Ninety-eight percent of patients treated with Signifor LAR had either a reduction or no change in tumor volume from baseline as assessed by MRI at month 12. Additionally, ring size and acromegaly symptoms score (i.e., headache, fatigue, perspiration, paresthesia or tingling sensation in limbs, and osteoarthralgia or joint pain) were followed. At month 12, reductions in ring size and in symptom severity scores in both treatment groups compared to baseline were noted.
The most common adverse events (AEs) with Signifor LAR versus the active comparator were diarrhea (39 per cent vs. 45 per cent ), cholelithiasis (26 per cent vs. 36 per cent ), hyperglycemia (29 per cent vs. 8 per cent ) and diabetes mellitus (26 per cent vs. 4 per cent ).
The C2402 study was a randomized study evaluating the efficacy and safety of double-blind Signifor LAR (40 mg and 60 mg) versus continued open-label pre-trial SSA therapies at maximal or near maximal doses in 198 patients with inadequately controlled acromegaly. Inadequate control was defined as mean GH level >2.5 mcg/L and IGF-1 >1.3 times the sex- and age-adjusted upper normal limit.

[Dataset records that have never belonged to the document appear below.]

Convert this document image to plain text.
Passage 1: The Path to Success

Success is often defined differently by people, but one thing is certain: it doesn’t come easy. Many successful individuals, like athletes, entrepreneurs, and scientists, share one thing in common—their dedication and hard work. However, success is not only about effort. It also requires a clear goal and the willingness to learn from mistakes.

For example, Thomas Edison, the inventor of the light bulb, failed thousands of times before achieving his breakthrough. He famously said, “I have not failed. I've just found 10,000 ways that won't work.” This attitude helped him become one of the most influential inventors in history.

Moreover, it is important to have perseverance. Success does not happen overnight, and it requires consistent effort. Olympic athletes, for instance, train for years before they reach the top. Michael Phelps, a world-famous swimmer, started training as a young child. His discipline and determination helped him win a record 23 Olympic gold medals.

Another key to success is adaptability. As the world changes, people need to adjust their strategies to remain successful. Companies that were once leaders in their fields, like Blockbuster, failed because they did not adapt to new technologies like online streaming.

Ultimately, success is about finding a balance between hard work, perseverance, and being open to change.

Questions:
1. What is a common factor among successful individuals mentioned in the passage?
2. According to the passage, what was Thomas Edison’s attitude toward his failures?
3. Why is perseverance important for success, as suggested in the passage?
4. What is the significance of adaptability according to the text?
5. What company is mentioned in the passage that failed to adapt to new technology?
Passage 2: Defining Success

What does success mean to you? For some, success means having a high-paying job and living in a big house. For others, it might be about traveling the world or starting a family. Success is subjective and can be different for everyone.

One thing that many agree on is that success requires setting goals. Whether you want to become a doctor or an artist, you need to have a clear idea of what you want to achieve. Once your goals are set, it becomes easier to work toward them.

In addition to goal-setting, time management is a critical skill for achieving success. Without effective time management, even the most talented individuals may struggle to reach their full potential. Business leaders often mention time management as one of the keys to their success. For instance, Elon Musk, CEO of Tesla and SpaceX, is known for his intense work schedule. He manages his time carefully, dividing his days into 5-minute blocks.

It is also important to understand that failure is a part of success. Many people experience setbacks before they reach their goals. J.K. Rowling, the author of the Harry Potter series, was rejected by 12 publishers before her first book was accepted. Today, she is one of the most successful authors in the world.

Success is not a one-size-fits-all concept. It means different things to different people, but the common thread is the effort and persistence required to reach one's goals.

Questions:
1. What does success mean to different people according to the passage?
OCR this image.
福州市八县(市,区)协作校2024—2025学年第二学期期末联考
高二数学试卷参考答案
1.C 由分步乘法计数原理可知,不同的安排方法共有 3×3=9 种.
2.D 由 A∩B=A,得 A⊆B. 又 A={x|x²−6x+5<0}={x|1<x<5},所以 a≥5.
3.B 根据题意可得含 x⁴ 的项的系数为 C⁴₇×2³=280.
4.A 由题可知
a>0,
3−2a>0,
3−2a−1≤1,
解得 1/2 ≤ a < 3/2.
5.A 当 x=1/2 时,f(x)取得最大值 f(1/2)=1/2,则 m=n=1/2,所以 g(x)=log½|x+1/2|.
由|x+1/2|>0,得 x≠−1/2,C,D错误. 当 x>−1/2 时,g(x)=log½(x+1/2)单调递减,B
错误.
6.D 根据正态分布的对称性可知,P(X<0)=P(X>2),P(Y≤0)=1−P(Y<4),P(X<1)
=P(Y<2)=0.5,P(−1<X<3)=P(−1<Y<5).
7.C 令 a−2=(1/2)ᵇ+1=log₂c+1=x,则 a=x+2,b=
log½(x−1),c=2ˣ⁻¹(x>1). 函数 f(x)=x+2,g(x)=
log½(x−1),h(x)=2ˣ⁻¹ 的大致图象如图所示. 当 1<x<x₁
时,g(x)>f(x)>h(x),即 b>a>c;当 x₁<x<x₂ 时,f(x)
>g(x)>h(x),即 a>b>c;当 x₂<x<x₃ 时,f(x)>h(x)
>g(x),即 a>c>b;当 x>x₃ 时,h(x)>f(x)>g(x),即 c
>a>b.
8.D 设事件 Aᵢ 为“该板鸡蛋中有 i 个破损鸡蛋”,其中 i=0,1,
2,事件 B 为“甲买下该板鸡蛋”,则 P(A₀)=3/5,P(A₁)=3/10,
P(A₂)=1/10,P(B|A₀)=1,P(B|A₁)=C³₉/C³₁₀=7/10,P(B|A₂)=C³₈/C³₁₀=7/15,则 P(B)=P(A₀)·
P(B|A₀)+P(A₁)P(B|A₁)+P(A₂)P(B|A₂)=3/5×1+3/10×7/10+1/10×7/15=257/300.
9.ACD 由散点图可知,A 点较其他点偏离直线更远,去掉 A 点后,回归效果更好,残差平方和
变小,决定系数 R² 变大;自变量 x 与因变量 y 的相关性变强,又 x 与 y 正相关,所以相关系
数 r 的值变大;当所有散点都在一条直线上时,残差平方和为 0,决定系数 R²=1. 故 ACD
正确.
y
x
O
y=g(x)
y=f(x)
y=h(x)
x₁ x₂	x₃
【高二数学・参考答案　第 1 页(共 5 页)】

The efficacy endpoint of the proportion of patients achieving biochemical control, as defined by GH and IGF-1 levels, at 6 months with Signifor LAR 40 mg or 60 mg versus continued pre-trial SSA therapy, was met for both Signifor LAR doses. Specifically, 15.4 per cent and 20.0 per cent of patients treated with Signifor LAR 40 mg and 60 mg, respectively, achieved full GH and IGF-1 biochemical control at 6 months compared with 0 per cent in the pre-trial therapy SSA control arm. Biochemical control was achieved by month 3 in 15.4 per cent and 18.5 per cent of patients in the Signifor LAR 40 mg and 60 mg arms, respectively.
Eighty-one per cent and 70 per cent of patients treated with Signifor LAR 40 mg and 60 mg, respectively, had either a reduction or no change in tumor volume from baseline as assessed by MRI at month 6.The most common AEs associated with Signifor LAR 40 mg, 60 mg and pre-trial SSA therapies were hyperglycemia (33 per cent , 30 per cent , 14 per cent ) and diabetes mellitus (21 per cent , 31 per cent , 9 per cent ).
Signifor long-acting release (LAR) (pasireotide) for injectable suspension, for intramuscular use, is now approved by the US Food and Drug Administration (US FDA) for the treatment of patients with acromegaly who have had an inadequate response to surgery and/or for whom surgery is not an option.
The safety and efficacy profile of Signifor LAR has not yet been established in countries outside the US or the EU in patients with acromegaly. For various reasons, including the uncertainty of clinical trials, there is no guarantee that Signifor LAR will become commercially available for acromegaly anywhere else in the world.